The lower course through Vandenberg AFB has a perennial flow, in part because of irrigation tailwater, but primarily because of a geologic rift at Barka Slough which causes an upwelling.
The principal crops grown within its watershed are vegetables in the flat fields, and winegrapes in the transitional upland slopes. All are irrigated from groundwater aquifer resources. In 1996 almost all of the water supply used by Vandenberg AFB was pumped from the San Antonio Aquifer. 36% of the San Antonio Creek Hydrological Unit is within Vandenberg Air Force Base.
West of Barca Slough, San Antonio Creek is inhabited by the endangered Unarmored Three-spined stickleback (Gasterosteus aculeatus williamsoni) which, for all practical purposes, prohibits any stream maintenance. The endangered Tidewater goby (Eucyclogobius newberryi) is also found in the creek's brackish coastal lagoon and several miles upstream in sections of stream impounded by California Golden beavers (Castor canadensis subauratus) which provide ideal slow-moving water habitat for gobies.

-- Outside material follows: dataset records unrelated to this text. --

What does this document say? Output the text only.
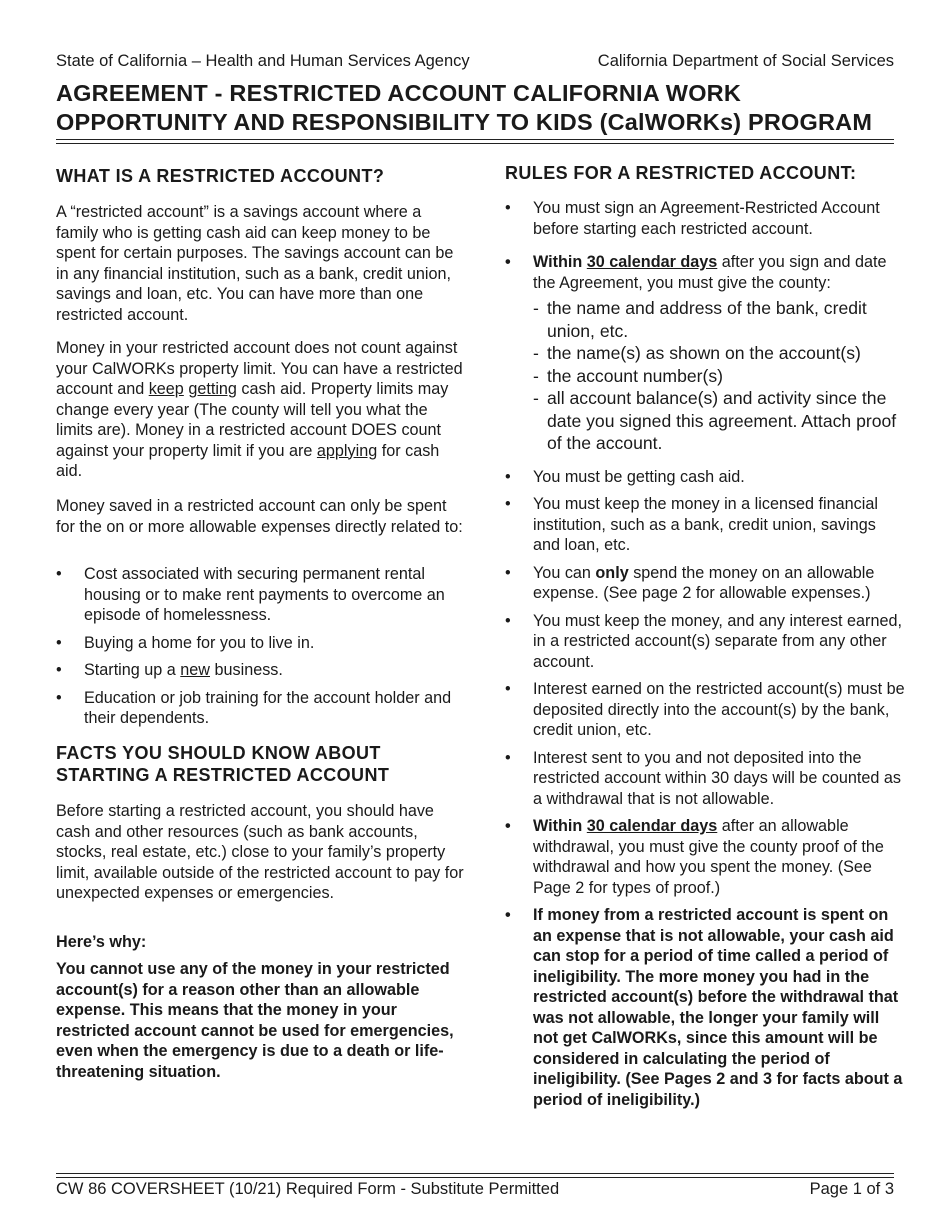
State of California – Health and Human Services Agency	California Department of Social Services
AGREEMENT - RESTRICTED ACCOUNT CALIFORNIA WORK
OPPORTUNITY AND RESPONSIBILITY TO KIDS (CalWORKs) PROGRAM
WHAT IS A RESTRICTED ACCOUNT?

A “restricted account” is a savings account where a family who is getting cash aid can keep money to be spent for certain purposes. The savings account can be in any financial institution, such as a bank, credit union, savings and loan, etc. You can have more than one restricted account.

Money in your restricted account does not count against your CalWORKs property limit. You can have a restricted account and keep getting cash aid. Property limits may change every year (The county will tell you what the limits are). Money in a restricted account DOES count against your property limit if you are applying for cash aid.

Money saved in a restricted account can only be spent for the on or more allowable expenses directly related to:

• Cost associated with securing permanent rental housing or to make rent payments to overcome an episode of homelessness.
• Buying a home for you to live in.
• Starting up a new business.
• Education or job training for the account holder and their dependents.
FACTS YOU SHOULD KNOW ABOUT
STARTING A RESTRICTED ACCOUNT

Before starting a restricted account, you should have cash and other resources (such as bank accounts, stocks, real estate, etc.) close to your family’s property limit, available outside of the restricted account to pay for unexpected expenses or emergencies.

Here’s why:

You cannot use any of the money in your restricted account(s) for a reason other than an allowable expense. This means that the money in your restricted account cannot be used for emergencies, even when the emergency is due to a death or life-threatening situation.

RULES FOR A RESTRICTED ACCOUNT:
• You must sign an Agreement-Restricted Account before starting each restricted account.
• Within 30 calendar days after you sign and date the Agreement, you must give the county:
- the name and address of the bank, credit union, etc.
- the name(s) as shown on the account(s)
- the account number(s)
- all account balance(s) and activity since the date you signed this agreement. Attach proof of the account.
• You must be getting cash aid.
• You must keep the money in a licensed financial institution, such as a bank, credit union, savings and loan, etc.
• You can only spend the money on an allowable expense. (See page 2 for allowable expenses.)
• You must keep the money, and any interest earned, in a restricted account(s) separate from any other account.
• Interest earned on the restricted account(s) must be deposited directly into the account(s) by the bank, credit union, etc.
• Interest sent to you and not deposited into the restricted account within 30 days will be counted as a withdrawal that is not allowable.
• Within 30 calendar days after an allowable withdrawal, you must give the county proof of the withdrawal and how you spent the money. (See Page 2 for types of proof.)
• If money from a restricted account is spent on an expense that is not allowable, your cash aid can stop for a period of time called a period of ineligibility. The more money you had in the restricted account(s) before the withdrawal that was not allowable, the longer your family will not get CalWORKs, since this amount will be considered in calculating the period of ineligibility. (See Pages 2 and 3 for facts about a period of ineligibility.)
CW 86 COVERSHEET (10/21) Required Form - Substitute Permitted	Page 1 of 3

San Antonio Creek, from Rancho del las Flores Bridge at State Highway 135 to the Railroad Bridge downstream, is impaired from boron, ammonia, and nitrite pollution.
The first European land exploration of Alta California, the Spanish Portolà expedition, camped near the creek on August 31, 1769. Franciscan missionary Juan Crespi noted in his diary that they found "a large pond of fresh water" which has since mostly filled in, leaving a series of small ponds and marshy areas upstream of the creek mouth (Barka Slough).
When Mission La Purisima was established in 1787, the San Antonio Creek area became part of the mission's pasture land. In 1837, following secularization of the mission, the area became part of the Rancho Lompoc Mexican land grant.